La mode s’empare aussi des ta-
bleaux de boudoir de Boucher : bergeries, pastorales, scènes intimes dans l’esprit de Chardin comme le Déjeuner (1739, Louvre) ou le Peintre dans son atelier (Louvre). Ses multiples toiles de Bergère endormie (1743, Louvre), Musette (Louvre), Petite Jardinière (Rome, Musée national) témoignent de l’évolution des goûts depuis les fêtes galantes de Watteau. Enfin, Boucher, rénovateur du paysage français, atteint
la poésie véritable dans le Hameau d’Issé (Amiens, musée de Picardie) et dans le Paysage au moulin et au pont (1751, Louvre).
Il inspire toutes les formes de dé-
coration du règne de Louis XV. Dès 1734, il collabore avec Oudry*, directeur de la Manufacture royale de tapisserie de Beauvais*, crée plusieurs centaines de cartons, parmi lesquels les célèbres suites de l’Histoire de Psyché et des Amours des dieux, participe à la vogue immense des tapisseries à sujets de turqueries et de chinoiseries.

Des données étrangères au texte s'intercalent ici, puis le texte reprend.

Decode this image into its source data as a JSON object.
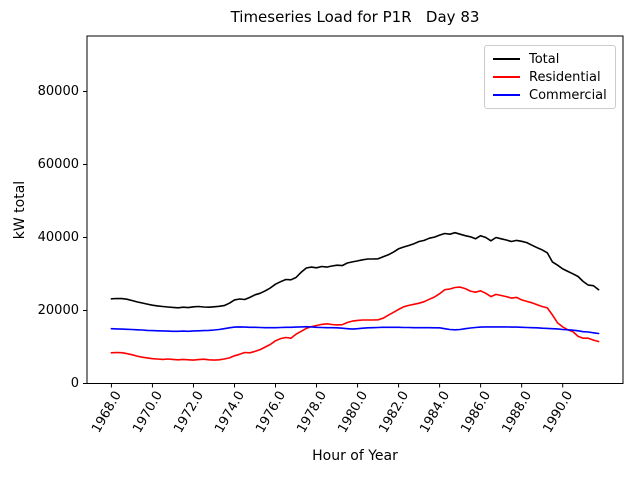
{
  "chart_data": {
    "type": "line",
    "title": "Timeseries Load for P1R   Day 83",
    "xlabel": "Hour of Year",
    "ylabel": "kW total",
    "grid": false,
    "legend_position": "upper right",
    "xlim": [
      1966.81,
      1992.94
    ],
    "ylim": [
      0,
      95200
    ],
    "x_ticks": [
      1968,
      1970,
      1972,
      1974,
      1976,
      1978,
      1980,
      1982,
      1984,
      1986,
      1988,
      1990
    ],
    "x_tick_labels": [
      "1968.0",
      "1970.0",
      "1972.0",
      "1974.0",
      "1976.0",
      "1978.0",
      "1980.0",
      "1982.0",
      "1984.0",
      "1986.0",
      "1988.0",
      "1990.0"
    ],
    "y_ticks": [
      0,
      20000,
      40000,
      60000,
      80000
    ],
    "y_tick_labels": [
      "0",
      "20000",
      "40000",
      "60000",
      "80000"
    ],
    "x_start": 1968.0,
    "x_step": 0.25,
    "series": [
      {
        "name": "Total",
        "color": "#000000",
        "values": [
          23200,
          23300,
          23250,
          23100,
          22750,
          22350,
          22050,
          21750,
          21450,
          21250,
          21100,
          20950,
          20850,
          20750,
          20900,
          20800,
          21000,
          21100,
          20950,
          20900,
          21000,
          21150,
          21350,
          22000,
          22900,
          23150,
          23000,
          23600,
          24300,
          24700,
          25400,
          26200,
          27200,
          27900,
          28500,
          28400,
          29050,
          30500,
          31650,
          31900,
          31700,
          32050,
          31900,
          32200,
          32400,
          32300,
          33000,
          33300,
          33600,
          33900,
          34100,
          34100,
          34150,
          34700,
          35250,
          36000,
          36900,
          37400,
          37800,
          38300,
          38900,
          39200,
          39800,
          40100,
          40650,
          41100,
          40900,
          41300,
          40900,
          40500,
          40200,
          39650,
          40500,
          40000,
          39100,
          40000,
          39650,
          39300,
          38900,
          39200,
          38950,
          38600,
          37900,
          37200,
          36600,
          35800,
          33300,
          32400,
          31400,
          30700,
          30050,
          29300,
          27950,
          26950,
          26800,
          25700
        ]
      },
      {
        "name": "Residential",
        "color": "#ff0000",
        "values": [
          8400,
          8500,
          8450,
          8200,
          7900,
          7500,
          7200,
          7000,
          6800,
          6700,
          6600,
          6700,
          6600,
          6500,
          6600,
          6500,
          6400,
          6550,
          6650,
          6500,
          6400,
          6500,
          6700,
          7000,
          7600,
          8000,
          8500,
          8400,
          8800,
          9300,
          10000,
          10700,
          11700,
          12300,
          12600,
          12400,
          13500,
          14300,
          15100,
          15600,
          15900,
          16200,
          16350,
          16150,
          16050,
          16100,
          16700,
          17100,
          17300,
          17400,
          17400,
          17400,
          17450,
          17900,
          18700,
          19500,
          20300,
          21000,
          21400,
          21700,
          22000,
          22400,
          23100,
          23700,
          24600,
          25700,
          25900,
          26300,
          26400,
          26000,
          25300,
          25000,
          25400,
          24700,
          23800,
          24400,
          24100,
          23800,
          23400,
          23600,
          22900,
          22500,
          22100,
          21600,
          21100,
          20700,
          18800,
          16600,
          15500,
          14700,
          14200,
          12900,
          12400,
          12400,
          11900,
          11500
        ]
      },
      {
        "name": "Commercial",
        "color": "#0000ff",
        "values": [
          15000,
          14950,
          14900,
          14850,
          14800,
          14700,
          14650,
          14550,
          14500,
          14450,
          14400,
          14350,
          14300,
          14300,
          14350,
          14300,
          14400,
          14450,
          14500,
          14550,
          14650,
          14800,
          15000,
          15250,
          15450,
          15500,
          15450,
          15400,
          15400,
          15350,
          15300,
          15300,
          15300,
          15350,
          15400,
          15400,
          15450,
          15500,
          15550,
          15500,
          15400,
          15350,
          15300,
          15300,
          15250,
          15150,
          15000,
          14900,
          15000,
          15150,
          15250,
          15300,
          15350,
          15400,
          15400,
          15400,
          15400,
          15350,
          15350,
          15300,
          15300,
          15300,
          15300,
          15250,
          15250,
          15000,
          14800,
          14700,
          14800,
          15000,
          15200,
          15350,
          15450,
          15500,
          15500,
          15500,
          15500,
          15500,
          15450,
          15450,
          15400,
          15350,
          15300,
          15250,
          15150,
          15100,
          15000,
          14950,
          14800,
          14700,
          14600,
          14450,
          14200,
          14100,
          13900,
          13700
        ]
      }
    ]
  }
}
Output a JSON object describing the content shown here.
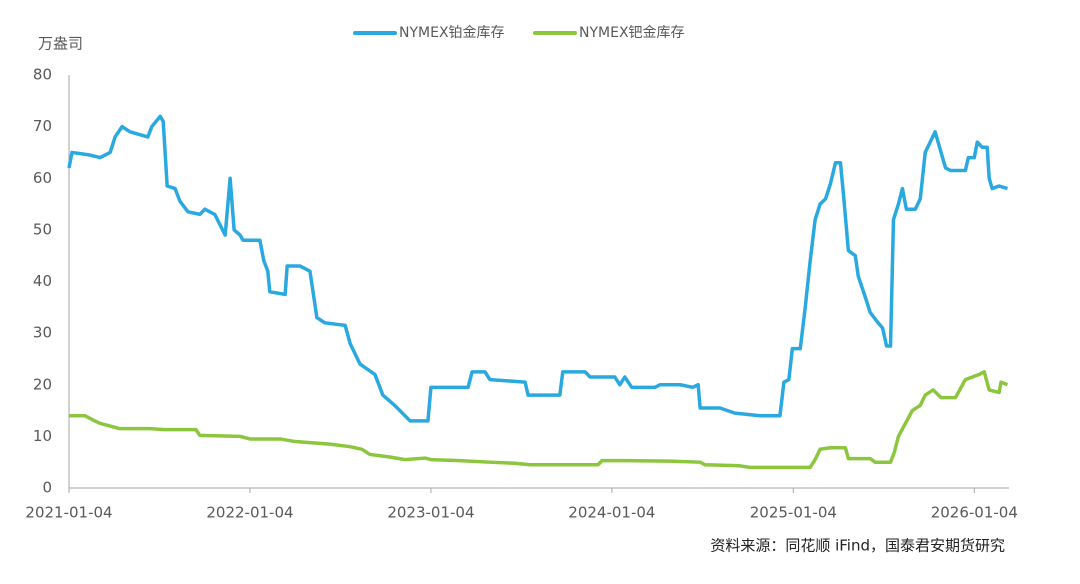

Parallèlement, il collabore aux décorations des châteaux de Versailles, de Marly, de Choisy, de La Muette, de Fontainebleau ainsi que de l’Opéra de Versailles. Il crée des décors de théâtre pour le Persée de Quinault et Lully (1746-47), pour le ballet d’Atys (1747). La décoration sur porcelaine fait, depuis 1745, appel à lui : il dessine des modèles pour la manufacture de Vincennes, puis, quand celle-ci aura été transférée à Sèvres, en 1756, y crée d’innombrables types de Laitière ou de Jardinière. Il est nommé inspecteur des manufactures nationales de Sèvres et des Gobelins, grave des livres de décorations. Propagateur du goût rocaille, il régente pendant quinze ans tout l’art français.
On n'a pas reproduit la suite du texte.